All that’s left to do is to update your repositories and install Filebeat:

sudo apt-get update && sudo apt-get install filebeat

Install Filebeat on Docker

If you’re running Docker, you can install Filebeat as a container on your host and configure it to collect container logs or log files from your host.

Pull Elastic’s Filebeat image with:

docker pull docker.elastic.co/beats/filebeat7.4.2

Configuring Filebeat

Filebeat is pretty easy to configure, and the good news is that if you’ve configured one beat, you can be pretty sure you’ll know how to configure the next — they all follow the same configuration setup.

Configure Filebeat using a YAML configuration file.

On Linux, this file is at: /etc/filebeat/filebeat.yml.

Alternatively, on Docker, you will find it at: /usr/share/filebeat/filebeat.yml.

On Mac (installation with Homebrew), you’ll find it at
/usr/local/etc/filebeat/filebeat.yml
OR
/usr/local/cellar/filebeat-full/filebeat.yml.

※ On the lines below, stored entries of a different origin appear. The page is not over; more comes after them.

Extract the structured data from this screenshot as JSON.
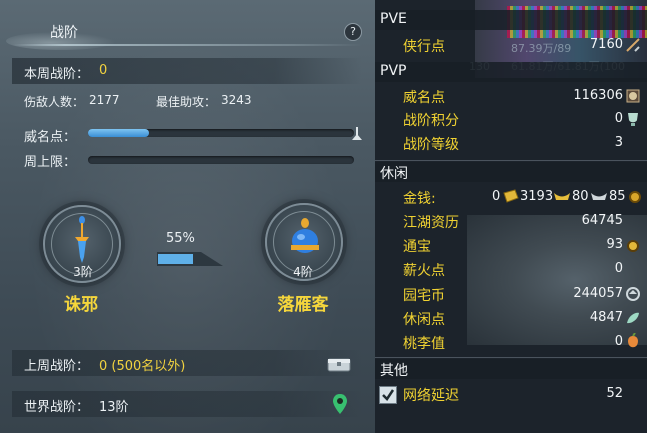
{
  "left": {
    "title": "战阶",
    "help_label": "?",
    "weekly_rank_label": "本周战阶：",
    "weekly_rank_value": "0",
    "kills_label": "伤敌人数：",
    "kills_value": "2177",
    "best_assist_label": "最佳助攻：",
    "best_assist_value": "3243",
    "prestige_label": "威名点：",
    "prestige_progress": 0.23,
    "weekly_cap_label": "周上限：",
    "weekly_cap_progress": 0.0,
    "medal_left": {
      "rank": "3阶",
      "name": "诛邪"
    },
    "medal_right": {
      "rank": "4阶",
      "name": "落雁客"
    },
    "progress_pct_text": "55%",
    "progress_pct_value": 0.55,
    "last_week_label": "上周战阶：",
    "last_week_value": "0 (500名以外)",
    "world_rank_label": "世界战阶：",
    "world_rank_value": "13阶"
  },
  "right": {
    "top_overlay": {
      "bg_number_1": "87.39万/89",
      "bg_number_2": "130",
      "bg_number_3": "61.81万/61.81万(100"
    },
    "pve": {
      "title": "PVE",
      "rows": [
        {
          "name": "侠行点",
          "value": "7160"
        }
      ]
    },
    "pvp": {
      "title": "PVP",
      "rows": [
        {
          "name": "威名点",
          "value": "116306"
        },
        {
          "name": "战阶积分",
          "value": "0"
        },
        {
          "name": "战阶等级",
          "value": "3"
        }
      ]
    },
    "leisure": {
      "title": "休闲",
      "money_name": "金钱:",
      "money_gold": "0",
      "money_silver": "3193",
      "money_copper": "80",
      "money_extra": "85",
      "rows": [
        {
          "name": "江湖资历",
          "value": "64745"
        },
        {
          "name": "通宝",
          "value": "93"
        },
        {
          "name": "薪火点",
          "value": "0"
        },
        {
          "name": "园宅币",
          "value": "244057"
        },
        {
          "name": "休闲点",
          "value": "4847"
        },
        {
          "name": "桃李值",
          "value": "0"
        }
      ]
    },
    "other": {
      "title": "其他",
      "rows": [
        {
          "name": "网络延迟",
          "value": "52"
        }
      ]
    }
  },
  "colors": {
    "accent_yellow": "#f2d340",
    "bar_blue": "#3a8ed4"
  }
}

YAML is syntax sensitive. You cannot, for example, use tabs for spacing. There are a number of additional best practices that will help you avoid mistakes in this Musing in YAML article.

Filebeat contains rich configuration options. In most cases, you can make do with using default or very basic configurations. It’s a good best practice to refer to the example filebeat.reference.yml configuration file (in the same location as the filebeat.yml file) that contains all the different available options.

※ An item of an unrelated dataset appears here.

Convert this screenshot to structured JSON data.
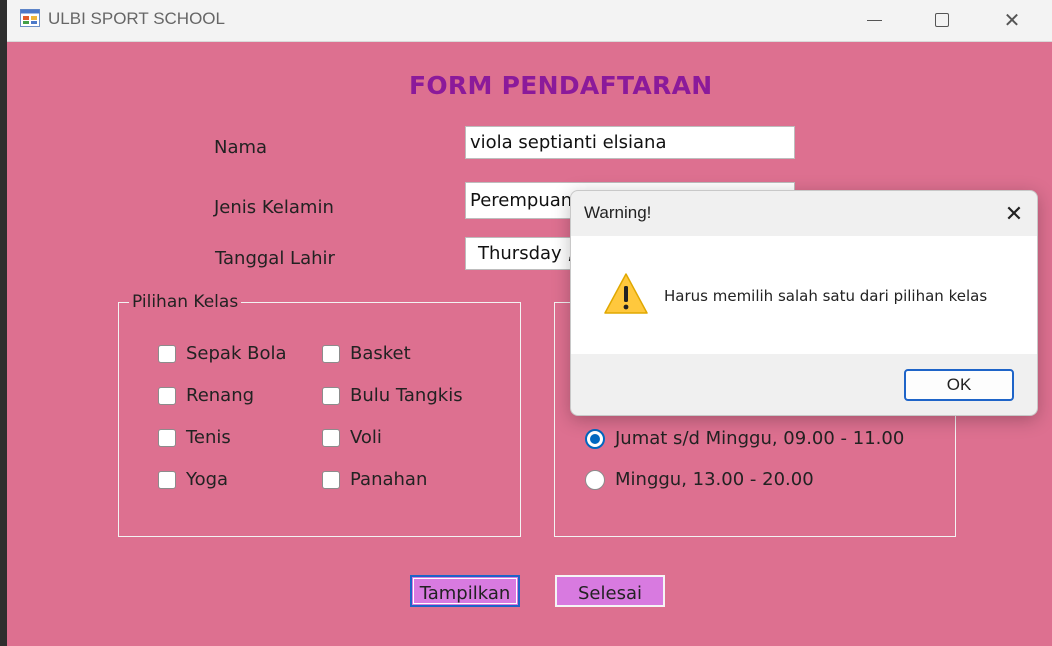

Let’s take a look at some of the main components that you will most likely use when configuring Filebeat.

Filebeat inputs

The main configuration unit in Filebeat are the inputs. They are responsible for locating specific files and applying basic processing to them. In past versions of Filebeat, inputs were referred to as “prospectors.”

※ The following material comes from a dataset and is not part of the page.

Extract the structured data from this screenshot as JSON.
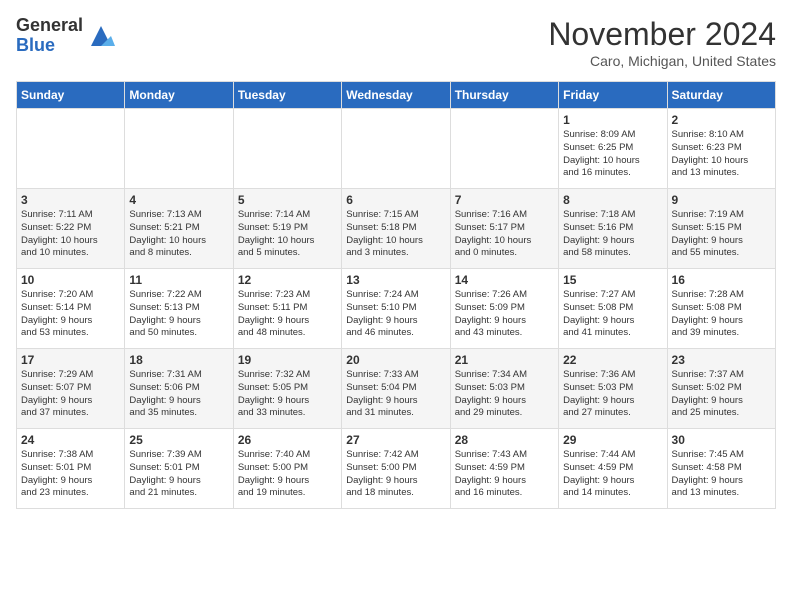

The main configuration you need to apply to inputs is the path (or paths) to the file you want to track. But you can use additional configuration options such as defining the input type and the encoding to use for reading the file; excluding and including specific lines; or adding custom fields.

You can configure an input to track multiple files or define multiple inputs in case you have input-specific configurations you want to apply.

filebeat.inputs:
- type: log #Change value to true to activate the input configuration
  enabled: false
  paths:
    - “/var/log/apache2/*”
    - “/var/log/nginx/*”
    - “/var/log/mysql/*”
- type: docker
  containers.ids:
    - 'b0b9ee32374f83545454166e7d7f9458672c779624201bb063680b6bea8723c7'

You can edit paths to include other inputs (defined by -) for crawling and fetching. The input here for Apache creates a directory called apache2. The next nginx, then mysql, and so on.

Filebeat processors

While not as powerful and robust as Logstash, Filebeat can apply basic processing and data enhancements to log data before forwarding it to the destination of your choice. You can decode JSON strings, drop specific fields, add various metadata (e.g. Docker, Kubernetes), and more.

You’ll need to define processors in the Filebeat configuration file per input. You can define rules to apply your processing using conditional statements. Below is an example using the drop_fields processor for dropping some fields from Apache access logs:

filebeat.inputs:
- type: log
  paths:
    - "/var/log/apache2/access.log"
  fields:
    apache: true
  processors:
  - drop_fields:
      fields: ["verb","id"]

Filebeat output

This section in the Filebeat configuration file defines where you want to ship the data to. There are a wide range of supported output options, including console, file, cloud, Redis, Kafka but in most cases, you will be using the Logstash or Elasticsearch output types.

Define a Logstash instance for more advanced processing and data enhancement. When your data is well-structured JSON documents, for example, you might make do with defining your Elasticsearch cluster.

You can define multiple outputs and use a load balancing option to balance the forwarding of data.

Output of logs within the ELK Stack

For forwarding logs to Elasticsearch:

output.elasticsearch:
  hosts: ["localhost:9200"]

In order to forward logs to Logstash:

output.logstash:
  hosts: ["localhost:5044"]

For forwarding logs to two Logstash instances:

output.logstash:
  hosts: ["localhost:5044", "localhost:5045"]
  loadbalance: true

Output of Logs to Log Aggregators/Message Queues

For forwarding logs to Kafka:

output.kafka:
  hosts: ["localhost:9092"]
  topic: "topicname"
  topics:
    - topic: "error"
      when.contains:
        message: "ERR"
    - topic: "access"
      when contains:
        message: "\"GET .*\" 200" #Apache access logs use a GET request in combination with some HTTP data and a 200 code afterward. Backslashes in YAML indicate the following character should be read as text, not syntax

For forwarding metrics to Redis:

output.redis:
  hosts: ["localhost:6379"]
  index: "redis.index.for.logstash"
  key: "filebeat.to.redis" #If you don't designate a specific key, this will default to the specified index
  keys:
    - key: "error"
      when.contains:
        message: "ERR"
    - key: "access"
      when.contains:
        message: "\"GET .*\" 200"

Logz.io Filebeat Wizard

Logz.io provides a SaaS platform that unifies and enhances leading open source monitoring tools – including OpenSearch for logs, Prometheus for metrics, and OpenTelemetry for traces – on a single SaaS platform, which eliminates the need to manage, upgrade, troubleshoot, or secure open source observability components yourself.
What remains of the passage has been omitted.